Gli adulti sono notturni, con attività concentrata nelle notti fresche estive. Il volo è rapido e diretto, spesso vicino al suolo, strategia che riduce la dispersione e aumenta le possibilità di sopravvivenza in un habitat esposto a forti venti.
Dal punto di vista ecologico, Anarta melanopa è un indicatore di tundra alpina intatta. La sua presenza segnala habitat non disturbati, con continuità di microclima e vegetazione naturale. La perdita di queste popolazioni è strettamente legata a cambiamenti climatici, ritiro della neve tardiva e attività antropiche come escursionismo intensivo o gestione forestale errata.

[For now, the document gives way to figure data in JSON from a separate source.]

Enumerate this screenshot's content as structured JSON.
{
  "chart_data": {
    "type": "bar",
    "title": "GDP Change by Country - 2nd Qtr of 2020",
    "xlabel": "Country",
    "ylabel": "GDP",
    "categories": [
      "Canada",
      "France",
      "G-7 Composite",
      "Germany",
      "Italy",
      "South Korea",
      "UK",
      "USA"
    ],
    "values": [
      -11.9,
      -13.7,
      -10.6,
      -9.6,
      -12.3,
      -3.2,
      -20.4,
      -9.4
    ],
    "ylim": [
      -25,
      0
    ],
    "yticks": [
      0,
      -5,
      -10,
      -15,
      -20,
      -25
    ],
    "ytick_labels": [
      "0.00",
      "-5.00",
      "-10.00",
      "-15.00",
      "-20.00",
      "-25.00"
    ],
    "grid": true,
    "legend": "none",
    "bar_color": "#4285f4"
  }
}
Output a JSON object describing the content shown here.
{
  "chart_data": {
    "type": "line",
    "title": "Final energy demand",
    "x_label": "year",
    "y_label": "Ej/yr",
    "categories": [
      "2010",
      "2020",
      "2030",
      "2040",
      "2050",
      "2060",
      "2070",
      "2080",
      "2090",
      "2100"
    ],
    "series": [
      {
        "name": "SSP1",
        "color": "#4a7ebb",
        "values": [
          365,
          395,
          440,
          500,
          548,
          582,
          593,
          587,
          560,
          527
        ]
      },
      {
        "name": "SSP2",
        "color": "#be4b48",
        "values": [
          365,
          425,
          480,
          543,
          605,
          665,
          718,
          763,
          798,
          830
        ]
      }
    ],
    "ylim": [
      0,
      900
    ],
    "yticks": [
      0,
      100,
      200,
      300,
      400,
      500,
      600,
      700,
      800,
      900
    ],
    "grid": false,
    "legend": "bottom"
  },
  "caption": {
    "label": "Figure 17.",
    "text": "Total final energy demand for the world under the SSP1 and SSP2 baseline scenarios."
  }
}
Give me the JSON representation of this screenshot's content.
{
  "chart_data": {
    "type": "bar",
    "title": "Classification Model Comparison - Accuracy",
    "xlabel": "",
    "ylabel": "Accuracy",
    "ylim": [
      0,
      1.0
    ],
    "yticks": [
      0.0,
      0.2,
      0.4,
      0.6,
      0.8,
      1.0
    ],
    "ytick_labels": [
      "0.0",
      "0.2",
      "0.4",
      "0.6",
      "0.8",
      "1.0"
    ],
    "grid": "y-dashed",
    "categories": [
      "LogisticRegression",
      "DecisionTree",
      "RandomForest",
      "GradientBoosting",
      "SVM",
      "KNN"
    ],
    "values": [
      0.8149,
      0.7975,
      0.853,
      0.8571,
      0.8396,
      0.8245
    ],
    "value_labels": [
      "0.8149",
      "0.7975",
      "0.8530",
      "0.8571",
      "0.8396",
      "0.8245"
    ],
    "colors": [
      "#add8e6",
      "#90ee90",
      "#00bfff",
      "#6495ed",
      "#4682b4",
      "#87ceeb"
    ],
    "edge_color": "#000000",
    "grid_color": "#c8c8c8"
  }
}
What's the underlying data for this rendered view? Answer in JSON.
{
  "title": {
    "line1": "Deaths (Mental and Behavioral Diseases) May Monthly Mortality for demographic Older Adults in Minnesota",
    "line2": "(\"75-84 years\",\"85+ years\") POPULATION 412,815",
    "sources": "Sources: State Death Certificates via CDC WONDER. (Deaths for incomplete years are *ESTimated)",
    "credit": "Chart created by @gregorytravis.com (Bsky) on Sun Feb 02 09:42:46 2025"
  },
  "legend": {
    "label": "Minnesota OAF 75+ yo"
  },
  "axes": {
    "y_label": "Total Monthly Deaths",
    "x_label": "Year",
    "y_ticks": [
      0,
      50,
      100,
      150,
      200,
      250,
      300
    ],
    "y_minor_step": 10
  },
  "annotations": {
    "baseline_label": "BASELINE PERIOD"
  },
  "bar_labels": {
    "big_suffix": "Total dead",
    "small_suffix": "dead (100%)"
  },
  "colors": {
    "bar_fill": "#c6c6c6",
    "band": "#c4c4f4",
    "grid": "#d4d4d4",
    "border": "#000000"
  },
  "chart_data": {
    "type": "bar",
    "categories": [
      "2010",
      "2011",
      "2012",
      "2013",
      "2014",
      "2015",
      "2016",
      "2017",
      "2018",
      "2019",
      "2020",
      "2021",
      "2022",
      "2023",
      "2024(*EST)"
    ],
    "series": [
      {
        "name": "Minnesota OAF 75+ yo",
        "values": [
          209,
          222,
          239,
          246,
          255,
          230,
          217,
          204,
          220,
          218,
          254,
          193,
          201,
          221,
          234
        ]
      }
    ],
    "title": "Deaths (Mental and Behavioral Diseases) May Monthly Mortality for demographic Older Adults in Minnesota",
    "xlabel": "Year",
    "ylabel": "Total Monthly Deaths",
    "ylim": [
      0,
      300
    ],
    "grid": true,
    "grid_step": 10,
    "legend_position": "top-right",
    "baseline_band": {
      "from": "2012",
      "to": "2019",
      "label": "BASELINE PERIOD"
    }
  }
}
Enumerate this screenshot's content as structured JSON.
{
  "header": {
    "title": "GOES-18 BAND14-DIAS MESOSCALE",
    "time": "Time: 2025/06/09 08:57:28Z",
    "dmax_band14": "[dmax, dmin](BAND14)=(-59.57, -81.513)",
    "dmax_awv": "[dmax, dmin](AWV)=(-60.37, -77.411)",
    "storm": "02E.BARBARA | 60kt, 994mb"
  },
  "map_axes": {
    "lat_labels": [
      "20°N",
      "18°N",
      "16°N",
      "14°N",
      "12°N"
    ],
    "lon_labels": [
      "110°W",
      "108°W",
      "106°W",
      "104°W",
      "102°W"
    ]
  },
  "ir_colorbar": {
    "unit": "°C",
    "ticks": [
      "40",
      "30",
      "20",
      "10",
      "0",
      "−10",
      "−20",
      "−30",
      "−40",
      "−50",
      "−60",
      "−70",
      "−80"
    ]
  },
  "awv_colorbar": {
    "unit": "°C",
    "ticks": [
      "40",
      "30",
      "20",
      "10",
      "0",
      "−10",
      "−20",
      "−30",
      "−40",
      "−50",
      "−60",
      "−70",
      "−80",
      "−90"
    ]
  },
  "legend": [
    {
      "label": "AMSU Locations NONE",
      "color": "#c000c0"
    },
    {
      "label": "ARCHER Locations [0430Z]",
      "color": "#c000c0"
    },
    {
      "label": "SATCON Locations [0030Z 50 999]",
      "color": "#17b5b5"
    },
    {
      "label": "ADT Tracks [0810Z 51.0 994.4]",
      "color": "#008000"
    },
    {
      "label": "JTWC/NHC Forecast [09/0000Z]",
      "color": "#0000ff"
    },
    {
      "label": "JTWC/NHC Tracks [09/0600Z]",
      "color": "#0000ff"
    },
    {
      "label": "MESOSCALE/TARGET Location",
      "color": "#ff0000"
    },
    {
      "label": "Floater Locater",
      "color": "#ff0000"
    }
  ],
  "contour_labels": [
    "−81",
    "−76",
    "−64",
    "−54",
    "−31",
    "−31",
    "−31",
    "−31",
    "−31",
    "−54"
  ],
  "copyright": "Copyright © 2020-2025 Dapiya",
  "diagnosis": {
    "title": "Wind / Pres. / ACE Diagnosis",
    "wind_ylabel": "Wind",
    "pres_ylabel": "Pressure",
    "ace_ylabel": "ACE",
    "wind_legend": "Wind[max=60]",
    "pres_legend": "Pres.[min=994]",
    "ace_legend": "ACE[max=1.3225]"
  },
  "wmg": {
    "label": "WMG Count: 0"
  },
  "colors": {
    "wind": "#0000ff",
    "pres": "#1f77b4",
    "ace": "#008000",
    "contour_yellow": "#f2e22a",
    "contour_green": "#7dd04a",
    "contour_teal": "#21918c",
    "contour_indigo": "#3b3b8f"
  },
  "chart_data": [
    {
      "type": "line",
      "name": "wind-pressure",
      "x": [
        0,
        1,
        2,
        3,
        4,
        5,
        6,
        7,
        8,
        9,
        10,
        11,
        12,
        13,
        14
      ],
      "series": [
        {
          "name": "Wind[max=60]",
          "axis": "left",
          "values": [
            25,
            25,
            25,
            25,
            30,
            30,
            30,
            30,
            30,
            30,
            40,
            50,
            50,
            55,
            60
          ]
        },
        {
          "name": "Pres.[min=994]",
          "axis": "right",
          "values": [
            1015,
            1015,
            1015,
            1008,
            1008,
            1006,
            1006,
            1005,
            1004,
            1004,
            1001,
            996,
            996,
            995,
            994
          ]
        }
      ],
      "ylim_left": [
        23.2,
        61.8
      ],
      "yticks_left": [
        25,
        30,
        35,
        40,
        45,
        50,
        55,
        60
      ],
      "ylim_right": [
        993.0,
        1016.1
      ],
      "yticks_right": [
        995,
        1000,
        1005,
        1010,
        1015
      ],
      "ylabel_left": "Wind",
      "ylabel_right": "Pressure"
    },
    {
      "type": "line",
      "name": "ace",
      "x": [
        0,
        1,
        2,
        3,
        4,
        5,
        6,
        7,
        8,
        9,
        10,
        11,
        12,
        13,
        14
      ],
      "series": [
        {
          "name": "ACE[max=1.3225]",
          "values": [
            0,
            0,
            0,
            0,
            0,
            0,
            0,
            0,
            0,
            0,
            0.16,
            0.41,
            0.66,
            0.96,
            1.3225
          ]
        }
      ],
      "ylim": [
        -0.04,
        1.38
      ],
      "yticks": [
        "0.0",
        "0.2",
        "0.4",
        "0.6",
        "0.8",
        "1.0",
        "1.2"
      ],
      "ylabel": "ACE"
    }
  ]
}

Nonostante la sua apparente semplicità, questa falena incarna la resilienza delle specie glaciali, che sopravvivono in nicchie marginali da millenni, adattandosi a temperature estreme e alla scarsità di risorse.
🇬🇧 English version
Anarta melanopa is a moth of the family Noctuidae, tightly linked to the subalpine and alpine environments of cold European regions. Its ecology makes it a textbook example of a glacial relict species, having survived the ice ages in the coldest, most exposed niches, now isolated as ecological islands among mountain peaks.
Its current distribution is fragmented, with isolated populations in the Alps, Carpathians, and some Scandinavian mountain ranges. This pattern results from post-glacial range contraction, as warmer climates restricted suitable habitats to cooler, inhospitable areas.
Larvae feed primarily on alpine grasses and low-growing plants adapted to rocky, nutrient-poor soils. This specialization allows them to survive in habitats with minimal competition.
Adults are nocturnal, flying mainly during cool summer nights. Flight is rapid and close to the ground, a strategy that reduces dispersion and increases survival in windy environments.
Ecologically, Anarta melanopa serves as an indicator of intact alpine tundra. Its presence signals undisturbed habitats with stable microclimates and native vegetation. Population declines are closely linked to climate change, delayed snow cover, and human activities such as heavy hiking or poor forest management.
Though seemingly simple, this moth embodies the resilience of glacial species, surviving in marginal niches for millennia, adapted to extreme temperatures and scarce resources.